The conflict ended when Hussein expelled the PLO to Lebanon. From that point on, Israel had to contend with terrorists in the north, as Yirmiyahu proclaims, “From the north, evil will come.” It is important to know that although we speak of modern Jordan, there never was an ancient Jordan. Jordan is a political entity, created by Britain in 1922.

The memorial at this site was the idea of Rechavam “Gandhi” Ze’evi. (After Ze’evi was killed by the PFLP in 2001, Road 90 was renamed Gandhi Road in his memory). The sculpture on it was created out of weapon parts, by artist Igal Tomarkin.

Standing at the top of the memorial lookout at the Bikat HaYarden, one takes in an awesome view.Jordan can be seen in the far distance, with Mount Moav and Mount Edom behind it. The eastern edges of the Shomron are also viewed. One can also see deer and other wildlife in the area.

West of Highway 90 is the winding, scenic route, Road No. 458, that goes up to Maale Efraim and crosses the desert and reaches Kfar Adumim. Called Kvish Alon or Derech Eretz HaMirdafim (the Land of Pursuits Way), on this road one can clearly see the hideaway caves in which the terrorists hid. 

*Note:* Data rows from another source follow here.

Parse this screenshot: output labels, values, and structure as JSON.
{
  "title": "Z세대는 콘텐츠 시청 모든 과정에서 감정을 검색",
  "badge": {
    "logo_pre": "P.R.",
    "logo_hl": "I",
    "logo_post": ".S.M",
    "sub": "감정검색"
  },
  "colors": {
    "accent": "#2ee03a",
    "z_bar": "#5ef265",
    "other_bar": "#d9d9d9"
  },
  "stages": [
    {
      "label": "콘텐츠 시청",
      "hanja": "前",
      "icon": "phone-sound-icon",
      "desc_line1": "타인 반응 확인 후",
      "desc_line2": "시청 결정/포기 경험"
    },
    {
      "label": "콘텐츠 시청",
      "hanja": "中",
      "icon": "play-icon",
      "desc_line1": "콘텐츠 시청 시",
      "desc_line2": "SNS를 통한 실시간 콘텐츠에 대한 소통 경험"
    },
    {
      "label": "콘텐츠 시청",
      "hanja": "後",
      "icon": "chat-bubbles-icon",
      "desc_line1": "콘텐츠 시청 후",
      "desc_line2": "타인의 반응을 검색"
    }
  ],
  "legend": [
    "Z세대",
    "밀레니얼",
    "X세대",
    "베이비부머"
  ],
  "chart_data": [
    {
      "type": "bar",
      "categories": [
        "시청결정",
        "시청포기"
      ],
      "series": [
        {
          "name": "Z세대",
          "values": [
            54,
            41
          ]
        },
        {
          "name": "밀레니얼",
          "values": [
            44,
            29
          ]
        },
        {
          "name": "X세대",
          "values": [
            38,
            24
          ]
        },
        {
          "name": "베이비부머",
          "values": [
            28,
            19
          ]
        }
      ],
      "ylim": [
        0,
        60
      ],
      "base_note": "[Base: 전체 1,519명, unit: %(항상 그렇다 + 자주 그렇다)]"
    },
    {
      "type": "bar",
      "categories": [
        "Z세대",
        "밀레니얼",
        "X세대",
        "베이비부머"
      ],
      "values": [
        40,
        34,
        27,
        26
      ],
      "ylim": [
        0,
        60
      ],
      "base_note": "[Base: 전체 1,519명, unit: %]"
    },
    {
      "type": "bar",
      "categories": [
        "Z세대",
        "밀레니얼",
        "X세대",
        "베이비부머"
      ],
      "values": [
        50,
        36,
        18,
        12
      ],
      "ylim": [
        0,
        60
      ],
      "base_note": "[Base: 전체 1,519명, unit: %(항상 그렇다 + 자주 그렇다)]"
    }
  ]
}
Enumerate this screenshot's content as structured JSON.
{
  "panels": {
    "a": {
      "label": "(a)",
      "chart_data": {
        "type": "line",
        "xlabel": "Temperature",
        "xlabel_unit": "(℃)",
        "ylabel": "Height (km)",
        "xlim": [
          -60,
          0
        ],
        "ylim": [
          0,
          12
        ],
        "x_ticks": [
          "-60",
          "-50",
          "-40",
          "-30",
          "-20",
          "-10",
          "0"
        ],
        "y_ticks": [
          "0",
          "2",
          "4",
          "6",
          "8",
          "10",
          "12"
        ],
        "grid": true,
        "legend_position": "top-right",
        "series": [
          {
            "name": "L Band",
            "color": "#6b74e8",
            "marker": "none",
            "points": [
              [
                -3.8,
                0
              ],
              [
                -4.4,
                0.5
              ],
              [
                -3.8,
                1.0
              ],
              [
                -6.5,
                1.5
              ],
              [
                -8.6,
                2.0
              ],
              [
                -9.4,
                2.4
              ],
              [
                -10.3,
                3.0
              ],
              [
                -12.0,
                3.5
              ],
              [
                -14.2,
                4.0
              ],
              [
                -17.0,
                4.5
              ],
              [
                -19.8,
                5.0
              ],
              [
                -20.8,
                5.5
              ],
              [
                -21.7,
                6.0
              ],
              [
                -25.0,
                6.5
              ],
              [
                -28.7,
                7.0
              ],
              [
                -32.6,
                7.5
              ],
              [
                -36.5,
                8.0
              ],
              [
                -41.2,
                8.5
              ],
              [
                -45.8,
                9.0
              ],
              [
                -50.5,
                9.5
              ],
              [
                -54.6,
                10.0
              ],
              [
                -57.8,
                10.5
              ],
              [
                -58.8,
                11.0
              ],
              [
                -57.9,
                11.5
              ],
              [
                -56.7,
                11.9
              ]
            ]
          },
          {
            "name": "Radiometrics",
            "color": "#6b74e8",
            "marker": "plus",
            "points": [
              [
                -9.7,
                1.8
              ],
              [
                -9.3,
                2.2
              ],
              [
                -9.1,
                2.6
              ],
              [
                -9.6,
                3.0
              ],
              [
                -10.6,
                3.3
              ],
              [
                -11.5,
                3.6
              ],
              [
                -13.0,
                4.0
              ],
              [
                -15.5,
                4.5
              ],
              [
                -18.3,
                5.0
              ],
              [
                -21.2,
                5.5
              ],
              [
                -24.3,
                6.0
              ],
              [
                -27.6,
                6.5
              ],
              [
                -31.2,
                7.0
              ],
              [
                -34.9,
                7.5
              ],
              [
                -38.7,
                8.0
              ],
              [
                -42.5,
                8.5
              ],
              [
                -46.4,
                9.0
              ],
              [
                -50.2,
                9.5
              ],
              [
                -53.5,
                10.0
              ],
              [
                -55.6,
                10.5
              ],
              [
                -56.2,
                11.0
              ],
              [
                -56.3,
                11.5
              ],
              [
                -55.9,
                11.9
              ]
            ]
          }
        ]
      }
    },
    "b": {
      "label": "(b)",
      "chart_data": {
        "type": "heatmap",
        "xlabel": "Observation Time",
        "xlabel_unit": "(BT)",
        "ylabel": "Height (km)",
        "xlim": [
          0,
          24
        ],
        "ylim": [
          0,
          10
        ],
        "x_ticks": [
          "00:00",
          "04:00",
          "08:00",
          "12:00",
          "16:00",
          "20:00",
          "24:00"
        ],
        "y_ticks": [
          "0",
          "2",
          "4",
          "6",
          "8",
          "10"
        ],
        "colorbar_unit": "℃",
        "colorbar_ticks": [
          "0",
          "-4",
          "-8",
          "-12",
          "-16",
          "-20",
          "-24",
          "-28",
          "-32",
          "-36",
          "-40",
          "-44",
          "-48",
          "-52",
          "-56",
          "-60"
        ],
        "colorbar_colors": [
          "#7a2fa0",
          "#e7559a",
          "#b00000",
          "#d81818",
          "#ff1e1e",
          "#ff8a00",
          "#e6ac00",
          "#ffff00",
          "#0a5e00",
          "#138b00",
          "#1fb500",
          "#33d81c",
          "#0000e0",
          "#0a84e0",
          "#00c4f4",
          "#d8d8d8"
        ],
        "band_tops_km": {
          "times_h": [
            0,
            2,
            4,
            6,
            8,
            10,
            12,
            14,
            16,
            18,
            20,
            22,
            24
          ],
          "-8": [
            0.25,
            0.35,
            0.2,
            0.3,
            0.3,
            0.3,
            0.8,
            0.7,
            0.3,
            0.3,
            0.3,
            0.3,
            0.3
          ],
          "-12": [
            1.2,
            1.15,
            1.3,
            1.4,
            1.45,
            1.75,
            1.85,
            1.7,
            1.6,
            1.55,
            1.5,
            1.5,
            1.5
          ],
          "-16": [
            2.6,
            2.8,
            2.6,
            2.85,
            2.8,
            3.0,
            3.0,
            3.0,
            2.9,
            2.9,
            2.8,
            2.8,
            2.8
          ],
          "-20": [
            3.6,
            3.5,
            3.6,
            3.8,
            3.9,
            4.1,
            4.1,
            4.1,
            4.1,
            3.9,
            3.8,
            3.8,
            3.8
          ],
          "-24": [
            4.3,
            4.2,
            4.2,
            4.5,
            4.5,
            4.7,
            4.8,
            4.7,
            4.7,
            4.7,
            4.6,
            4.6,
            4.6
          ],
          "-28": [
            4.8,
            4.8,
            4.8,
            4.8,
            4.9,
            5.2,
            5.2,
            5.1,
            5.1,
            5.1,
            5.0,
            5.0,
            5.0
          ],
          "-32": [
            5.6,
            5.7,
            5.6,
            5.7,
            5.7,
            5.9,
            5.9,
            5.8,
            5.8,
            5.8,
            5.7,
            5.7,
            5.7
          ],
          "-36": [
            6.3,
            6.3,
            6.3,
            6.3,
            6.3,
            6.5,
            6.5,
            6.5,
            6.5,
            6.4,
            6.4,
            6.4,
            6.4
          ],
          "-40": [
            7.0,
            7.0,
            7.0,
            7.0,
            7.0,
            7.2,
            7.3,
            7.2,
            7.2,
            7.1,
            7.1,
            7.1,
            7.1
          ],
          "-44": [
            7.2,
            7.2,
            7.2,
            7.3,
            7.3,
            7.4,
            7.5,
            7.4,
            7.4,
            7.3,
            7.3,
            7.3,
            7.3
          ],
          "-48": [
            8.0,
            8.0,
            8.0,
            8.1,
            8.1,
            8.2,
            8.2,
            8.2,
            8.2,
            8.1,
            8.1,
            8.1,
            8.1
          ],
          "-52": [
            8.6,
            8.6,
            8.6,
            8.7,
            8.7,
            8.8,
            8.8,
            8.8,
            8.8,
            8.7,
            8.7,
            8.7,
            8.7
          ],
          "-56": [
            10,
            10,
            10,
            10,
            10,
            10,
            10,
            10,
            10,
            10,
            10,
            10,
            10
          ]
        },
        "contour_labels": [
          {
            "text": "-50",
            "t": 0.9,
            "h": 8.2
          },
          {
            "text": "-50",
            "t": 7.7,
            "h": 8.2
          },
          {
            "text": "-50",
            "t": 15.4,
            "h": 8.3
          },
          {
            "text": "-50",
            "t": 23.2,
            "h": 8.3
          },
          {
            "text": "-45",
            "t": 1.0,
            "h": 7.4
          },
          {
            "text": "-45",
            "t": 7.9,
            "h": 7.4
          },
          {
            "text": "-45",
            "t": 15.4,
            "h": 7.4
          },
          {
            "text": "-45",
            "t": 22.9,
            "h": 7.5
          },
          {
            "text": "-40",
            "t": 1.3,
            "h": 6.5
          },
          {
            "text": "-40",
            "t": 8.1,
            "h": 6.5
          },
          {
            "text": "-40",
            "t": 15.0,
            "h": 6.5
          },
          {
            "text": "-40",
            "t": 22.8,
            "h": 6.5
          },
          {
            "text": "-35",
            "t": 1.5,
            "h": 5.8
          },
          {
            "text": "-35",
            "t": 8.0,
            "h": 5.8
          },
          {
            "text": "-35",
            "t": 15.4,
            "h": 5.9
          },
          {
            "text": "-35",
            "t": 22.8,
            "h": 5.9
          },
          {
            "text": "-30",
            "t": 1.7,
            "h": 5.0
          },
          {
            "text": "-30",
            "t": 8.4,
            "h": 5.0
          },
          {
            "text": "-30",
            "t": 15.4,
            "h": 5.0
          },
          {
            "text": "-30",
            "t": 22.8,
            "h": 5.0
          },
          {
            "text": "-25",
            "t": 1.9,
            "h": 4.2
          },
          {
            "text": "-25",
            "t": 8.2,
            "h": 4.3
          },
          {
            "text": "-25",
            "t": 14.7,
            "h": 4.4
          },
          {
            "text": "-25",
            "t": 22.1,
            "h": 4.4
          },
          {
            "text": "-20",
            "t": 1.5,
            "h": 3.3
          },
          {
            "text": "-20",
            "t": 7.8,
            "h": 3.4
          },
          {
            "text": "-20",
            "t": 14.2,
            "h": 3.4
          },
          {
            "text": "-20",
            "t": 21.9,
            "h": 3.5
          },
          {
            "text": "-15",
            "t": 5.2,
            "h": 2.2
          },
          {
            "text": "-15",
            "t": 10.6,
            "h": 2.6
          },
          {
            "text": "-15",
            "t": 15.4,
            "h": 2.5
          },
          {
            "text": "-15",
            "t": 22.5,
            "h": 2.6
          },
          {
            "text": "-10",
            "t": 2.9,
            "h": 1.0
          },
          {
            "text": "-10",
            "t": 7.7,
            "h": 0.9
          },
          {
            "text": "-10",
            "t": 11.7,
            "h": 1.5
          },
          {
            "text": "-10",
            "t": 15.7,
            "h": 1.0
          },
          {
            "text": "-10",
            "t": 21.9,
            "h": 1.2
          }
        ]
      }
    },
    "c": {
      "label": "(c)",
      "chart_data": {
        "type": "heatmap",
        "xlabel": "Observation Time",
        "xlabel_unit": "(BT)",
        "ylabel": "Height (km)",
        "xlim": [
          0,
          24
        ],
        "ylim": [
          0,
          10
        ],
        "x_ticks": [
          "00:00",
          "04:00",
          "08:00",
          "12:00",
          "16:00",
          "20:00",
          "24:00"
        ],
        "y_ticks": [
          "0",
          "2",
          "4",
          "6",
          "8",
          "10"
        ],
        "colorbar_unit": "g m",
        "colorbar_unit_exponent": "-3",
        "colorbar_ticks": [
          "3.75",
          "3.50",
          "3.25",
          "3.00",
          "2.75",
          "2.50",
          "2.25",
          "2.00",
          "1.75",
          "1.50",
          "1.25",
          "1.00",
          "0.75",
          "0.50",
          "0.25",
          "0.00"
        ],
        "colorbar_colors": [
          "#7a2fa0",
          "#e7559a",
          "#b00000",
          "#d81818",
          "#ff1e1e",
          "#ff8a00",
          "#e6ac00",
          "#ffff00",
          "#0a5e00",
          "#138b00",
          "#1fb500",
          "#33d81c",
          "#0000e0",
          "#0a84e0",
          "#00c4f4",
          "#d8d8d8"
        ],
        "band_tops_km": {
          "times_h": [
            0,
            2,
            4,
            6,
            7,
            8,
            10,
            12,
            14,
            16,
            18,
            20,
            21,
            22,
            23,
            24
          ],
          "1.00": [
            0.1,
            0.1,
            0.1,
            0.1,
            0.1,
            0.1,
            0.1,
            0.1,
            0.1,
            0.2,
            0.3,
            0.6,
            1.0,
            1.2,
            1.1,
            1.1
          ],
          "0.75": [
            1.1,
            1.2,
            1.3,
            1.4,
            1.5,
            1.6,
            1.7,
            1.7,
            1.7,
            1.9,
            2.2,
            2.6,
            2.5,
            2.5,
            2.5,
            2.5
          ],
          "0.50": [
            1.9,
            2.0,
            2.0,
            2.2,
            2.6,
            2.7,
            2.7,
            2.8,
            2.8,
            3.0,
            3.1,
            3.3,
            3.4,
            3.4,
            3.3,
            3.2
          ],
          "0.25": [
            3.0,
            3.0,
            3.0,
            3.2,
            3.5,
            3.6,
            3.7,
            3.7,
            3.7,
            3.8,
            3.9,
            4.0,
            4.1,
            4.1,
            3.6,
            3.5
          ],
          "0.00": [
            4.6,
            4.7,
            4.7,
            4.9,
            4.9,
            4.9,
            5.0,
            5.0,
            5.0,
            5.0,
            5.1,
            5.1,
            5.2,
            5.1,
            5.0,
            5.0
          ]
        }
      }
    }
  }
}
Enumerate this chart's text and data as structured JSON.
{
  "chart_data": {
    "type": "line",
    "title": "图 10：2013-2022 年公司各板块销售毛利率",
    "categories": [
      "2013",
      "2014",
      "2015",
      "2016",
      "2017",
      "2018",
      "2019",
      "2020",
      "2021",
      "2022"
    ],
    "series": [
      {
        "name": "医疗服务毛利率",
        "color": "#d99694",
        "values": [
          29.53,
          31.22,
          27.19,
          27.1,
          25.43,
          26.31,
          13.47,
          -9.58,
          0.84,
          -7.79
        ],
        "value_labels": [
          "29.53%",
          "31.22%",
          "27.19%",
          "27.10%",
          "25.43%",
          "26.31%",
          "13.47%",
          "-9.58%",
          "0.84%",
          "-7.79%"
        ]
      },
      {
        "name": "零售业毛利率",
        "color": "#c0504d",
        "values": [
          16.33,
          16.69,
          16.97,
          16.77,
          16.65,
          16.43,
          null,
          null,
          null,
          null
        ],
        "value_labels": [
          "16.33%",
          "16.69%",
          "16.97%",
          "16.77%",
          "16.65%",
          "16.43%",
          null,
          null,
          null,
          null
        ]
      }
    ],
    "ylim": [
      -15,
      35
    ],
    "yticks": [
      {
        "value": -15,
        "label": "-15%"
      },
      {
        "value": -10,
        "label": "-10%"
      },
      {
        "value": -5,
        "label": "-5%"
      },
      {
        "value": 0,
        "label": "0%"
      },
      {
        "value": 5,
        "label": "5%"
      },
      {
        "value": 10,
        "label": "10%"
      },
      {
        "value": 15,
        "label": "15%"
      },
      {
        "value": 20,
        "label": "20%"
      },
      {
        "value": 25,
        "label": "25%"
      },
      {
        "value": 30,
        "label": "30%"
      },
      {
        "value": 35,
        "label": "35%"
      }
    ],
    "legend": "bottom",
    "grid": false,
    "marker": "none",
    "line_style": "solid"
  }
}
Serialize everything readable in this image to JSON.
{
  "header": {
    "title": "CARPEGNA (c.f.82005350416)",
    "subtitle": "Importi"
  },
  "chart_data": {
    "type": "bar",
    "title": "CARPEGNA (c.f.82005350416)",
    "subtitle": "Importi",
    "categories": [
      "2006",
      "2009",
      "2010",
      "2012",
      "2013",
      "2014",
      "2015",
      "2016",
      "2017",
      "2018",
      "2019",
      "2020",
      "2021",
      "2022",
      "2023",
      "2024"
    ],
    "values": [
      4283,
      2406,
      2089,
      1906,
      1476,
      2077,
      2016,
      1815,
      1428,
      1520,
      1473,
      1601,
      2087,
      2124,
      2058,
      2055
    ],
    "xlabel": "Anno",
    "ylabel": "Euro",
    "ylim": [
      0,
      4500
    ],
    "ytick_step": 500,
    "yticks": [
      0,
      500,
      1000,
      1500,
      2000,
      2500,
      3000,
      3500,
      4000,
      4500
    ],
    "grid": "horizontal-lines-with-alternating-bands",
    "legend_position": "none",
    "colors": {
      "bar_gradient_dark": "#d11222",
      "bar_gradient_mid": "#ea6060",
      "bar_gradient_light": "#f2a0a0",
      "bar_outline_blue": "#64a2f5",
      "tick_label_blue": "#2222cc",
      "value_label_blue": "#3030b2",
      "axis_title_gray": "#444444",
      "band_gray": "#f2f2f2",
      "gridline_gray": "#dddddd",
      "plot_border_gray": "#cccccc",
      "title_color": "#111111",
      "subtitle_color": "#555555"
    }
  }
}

At one point, Yigal Alon wanted to return part of the Bikah to Jordan. In anticipation of his plans, this road was paved. This highway was supposed to be the border between Israel and Jordan.
Yigal Alon (1918 – 1980) was an Israeli political and military figure of the Ahdut HaAvoda party (one of the main forerunners of the modern-day Israeli Labor Party). In April 1969, when Levi Eshkol died, he was temporarily replaced by Alon. However, he held this office less than a month, as Golda Meir was persuaded to return to political life and become prime minister in March 1969. We see from this we cannot be sure of what we might have to give away. We can rely only on HaSh-m and no one else. 

Published in Hamodia 25 August 2011

1 comment:

  1. Very interesting post. Keren Sartava is especially noticeable from down in the valley. It stands out quite prominently from the surrounding peaks; and it is easy to see why it was one of the places for the bonfires announcing the new month.

    The events of September '70 were what lead to the founding of the Black September terrorist organization; and hence their name. Hussein had trouble with so-called Palestinians constantly. They are actually the majority of Jordan's population; while the Husseins had been brought from outside by the British.

    Wadi Kelt and the other wadis in the area were very popular hikes at one time. One could start at the top, and end in the evening in the Bikah; and catch a late bus back to Yerushalayim. We were acutely aware and grateful to all those soldiers who had carried out the chases and searches in the area. I'm glad to see Eretz Hamirdafim being remembered.